When today's psychiatrist does psychotherapy, it is most likely supportive psychotherapy. Because it is well-tolerated by patients and its results are at least equal to those of other psychotherapies, David Hellerstein and colleagues (1994) called supportive psychotherapy the default model and believed it should be the therapy of first choice.
Robert Knight, M.D., one of the first psychiatrists to discuss supportive psychotherapy, wrote (Knight, 1949):
Suppressive or supportive psychotherapy, also called superficial psychotherapy, utilizes such devices as inspiration, reassurance, suggestion, persuasion, counseling, reeducation, and the like and avoids investigative and exploratory measures.
He later added a list of techniques to use for supportive psychotherapy (Knight, 1952):
Instruction of the patient in areas of knowledge and adaptation where he is deficient encouragement, advice, active help in feasible management of the environment; appropriate coaxing, exhortation, kidding and praise; prescription of daily activities, including mental hygiene reading; provisions of support through a nurse or companion; long range support through less frequent continuing supportive interviews as the patient improves.

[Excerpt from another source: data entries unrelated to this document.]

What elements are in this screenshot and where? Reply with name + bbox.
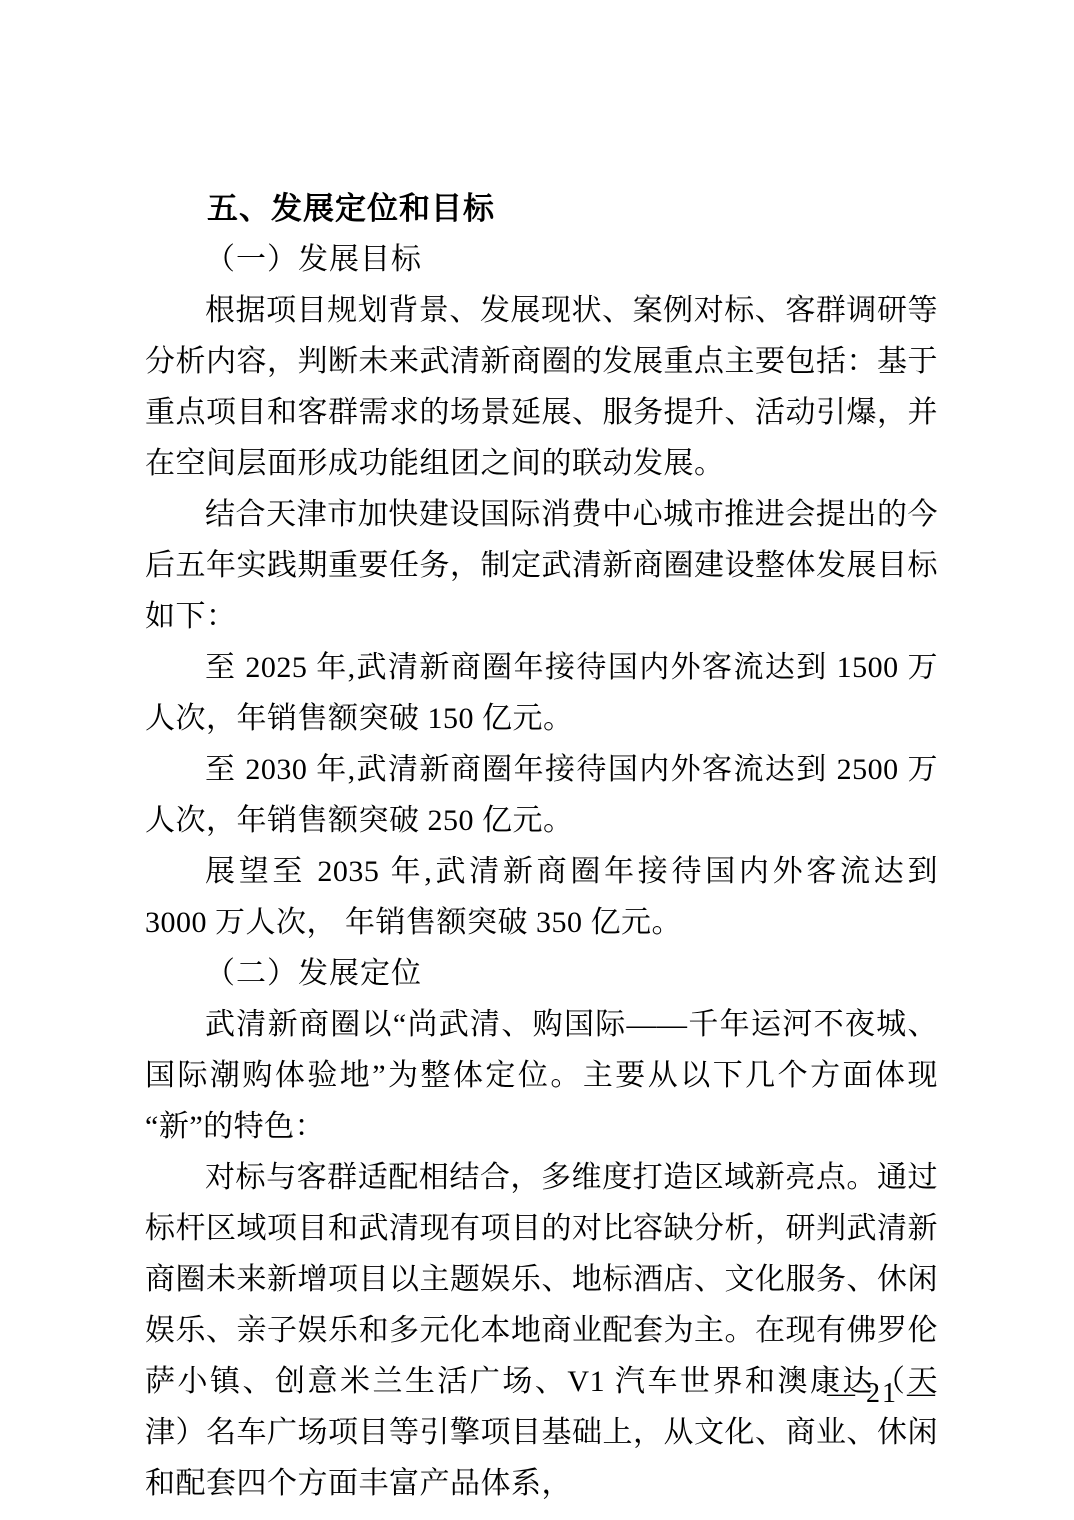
page-number: — 21 — [827,1378,937,1410]
document-content: 五、发展定位和目标 （一）发展目标 根据项目规划背景、发展现状、案例对标、客群调… [145,183,938,1509]
paragraph-positioning-statement: 武清新商圈以“尚武清、购国际——千年运河不夜城、国际潮购体验地”为整体定位。主要… [145,999,938,1152]
subsection-heading-development-goals: （一）发展目标 [145,234,938,285]
paragraph-benchmark-projects: 对标与客群适配相结合，多维度打造区域新亮点。通过标杆区域项目和武清现有项目的对比… [145,1152,938,1509]
subsection-heading-development-positioning: （二）发展定位 [145,948,938,999]
document-page: 五、发展定位和目标 （一）发展目标 根据项目规划背景、发展现状、案例对标、客群调… [0,0,1074,1520]
paragraph-goal-2025: 至 2025 年,武清新商圈年接待国内外客流达到 1500 万人次，年销售额突破… [145,642,938,744]
paragraph-goal-2035: 展望至 2035 年,武清新商圈年接待国内外客流达到 3000 万人次， 年销售… [145,846,938,948]
paragraph-overall-goal-intro: 结合天津市加快建设国际消费中心城市推进会提出的今后五年实践期重要任务，制定武清新… [145,489,938,642]
chapter-heading: 五、发展定位和目标 [145,183,938,234]
paragraph-goal-2030: 至 2030 年,武清新商圈年接待国内外客流达到 2500 万人次，年销售额突破… [145,744,938,846]
paragraph-analysis-basis: 根据项目规划背景、发展现状、案例对标、客群调研等分析内容，判断未来武清新商圈的发… [145,285,938,489]
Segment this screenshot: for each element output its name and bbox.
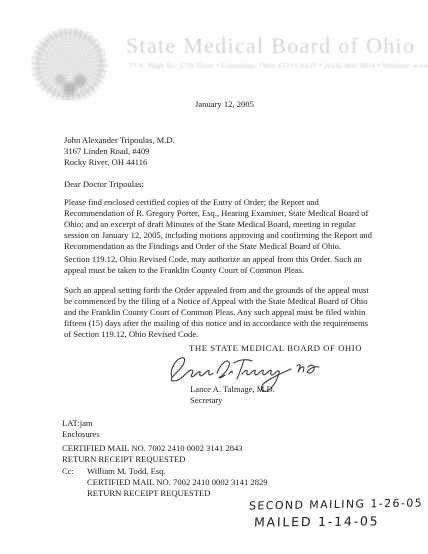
letterhead-address-line: 77 S. High St., 17th Floor • Columbus, O… bbox=[129, 61, 428, 70]
signer-title: Secretary bbox=[190, 395, 222, 406]
handwritten-note-mailed: MAILED 1-14-05 bbox=[254, 513, 380, 529]
letter-date: January 12, 2005 bbox=[195, 99, 254, 110]
handwritten-note-second-mailing: SECOND MAILING 1-26-05 bbox=[249, 496, 424, 512]
ohio-state-seal-icon bbox=[31, 27, 108, 102]
reference-initials-enclosures: LAT:jamEnclosures bbox=[62, 418, 100, 440]
letter-page: State Medical Board of Ohio 77 S. High S… bbox=[0, 0, 428, 554]
letterhead-org-name: State Medical Board of Ohio bbox=[126, 33, 415, 59]
certified-mail-block: CERTIFIED MAIL NO. 7002 2410 0002 3141 2… bbox=[62, 443, 243, 465]
recipient-address: John Alexander Tripoulas, M.D.3167 Linde… bbox=[64, 135, 175, 168]
body-paragraph-3: Such an appeal setting forth the Order a… bbox=[64, 285, 369, 340]
cc-recipient-block: William M. Todd, Esq.CERTIFIED MAIL NO. … bbox=[87, 466, 268, 499]
body-paragraph-2: Section 119.12, Ohio Revised Code, may a… bbox=[64, 254, 362, 276]
salutation: Dear Doctor Tripoulas: bbox=[64, 179, 144, 190]
signer-name: Lance A. Talmage, M.D. bbox=[190, 384, 275, 395]
cc-label: Cc: bbox=[62, 466, 74, 477]
body-paragraph-1: Please find enclosed certified copies of… bbox=[64, 197, 372, 252]
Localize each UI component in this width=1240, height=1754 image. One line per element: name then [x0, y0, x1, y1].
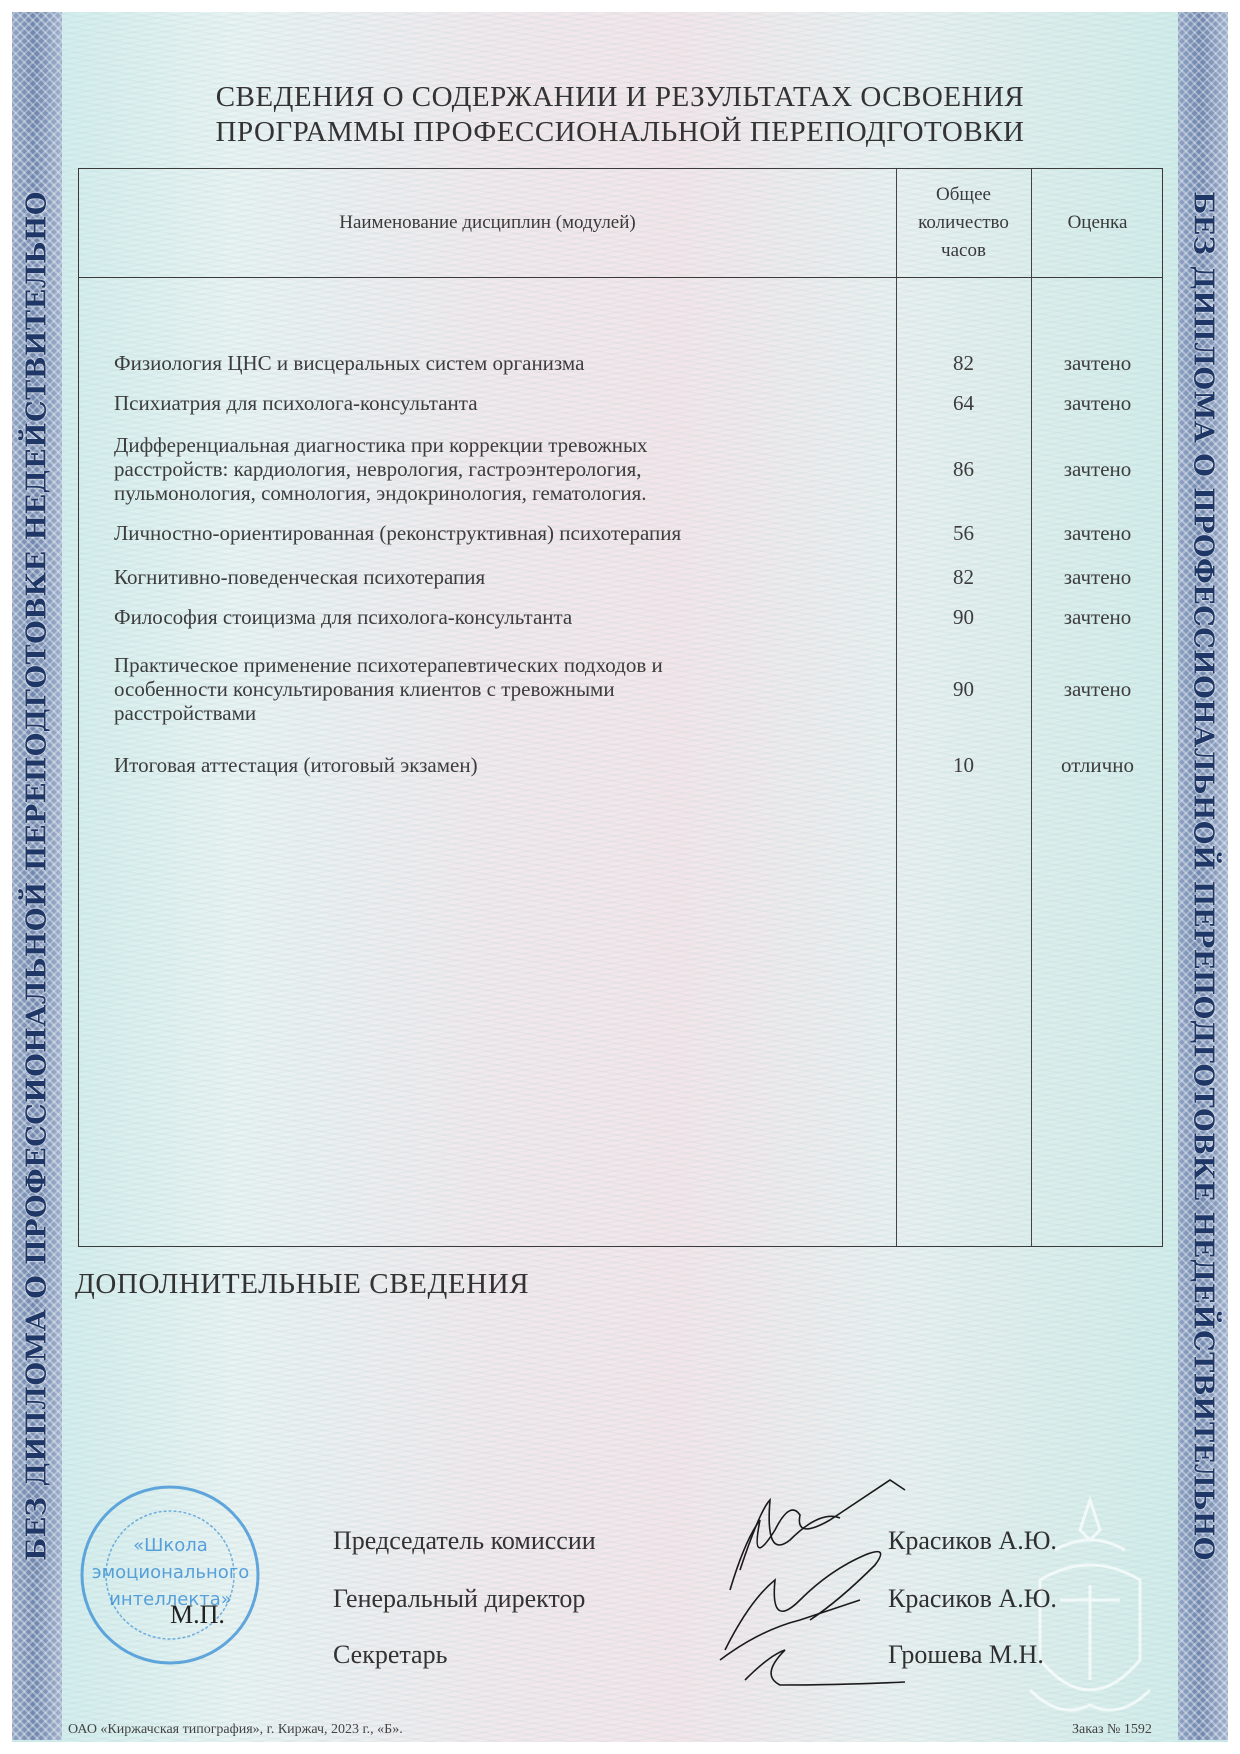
discipline-name: Физиология ЦНС и висцеральных систем орг…	[114, 351, 854, 375]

He also included hospitalization as an option.
Knight had a psychoanalytic perspective. For healthier patients, expressive, exploratory or psychoanalytic therapy was preferred. For the more psychologically impaired patient, supportive therapy was the treatment of choice. The purpose of supportive therapy was to "reconstruct the defense mechanisms and adaptive methods [of the patient] before his decompensation" (Knight, 1952).
The model for supportive psychotherapy Knight proposed is similar to the one we use today. Knight's devices, now called techniques, however, have steadily increased in number as each subsequent author has added new ones.
One of Misch's (2000) suggested techniques, for instance, is to capitalize on the therapist as a role model: Let the patient see how the therapist handles anger, confusion, embarrassment, disappointment and failure. He noted:
The supportive therapist is a good selfobject, providing needed mirroring, idealizing, and twinship experiences that allow the patient to internalize important psychological functions that are currently deficient.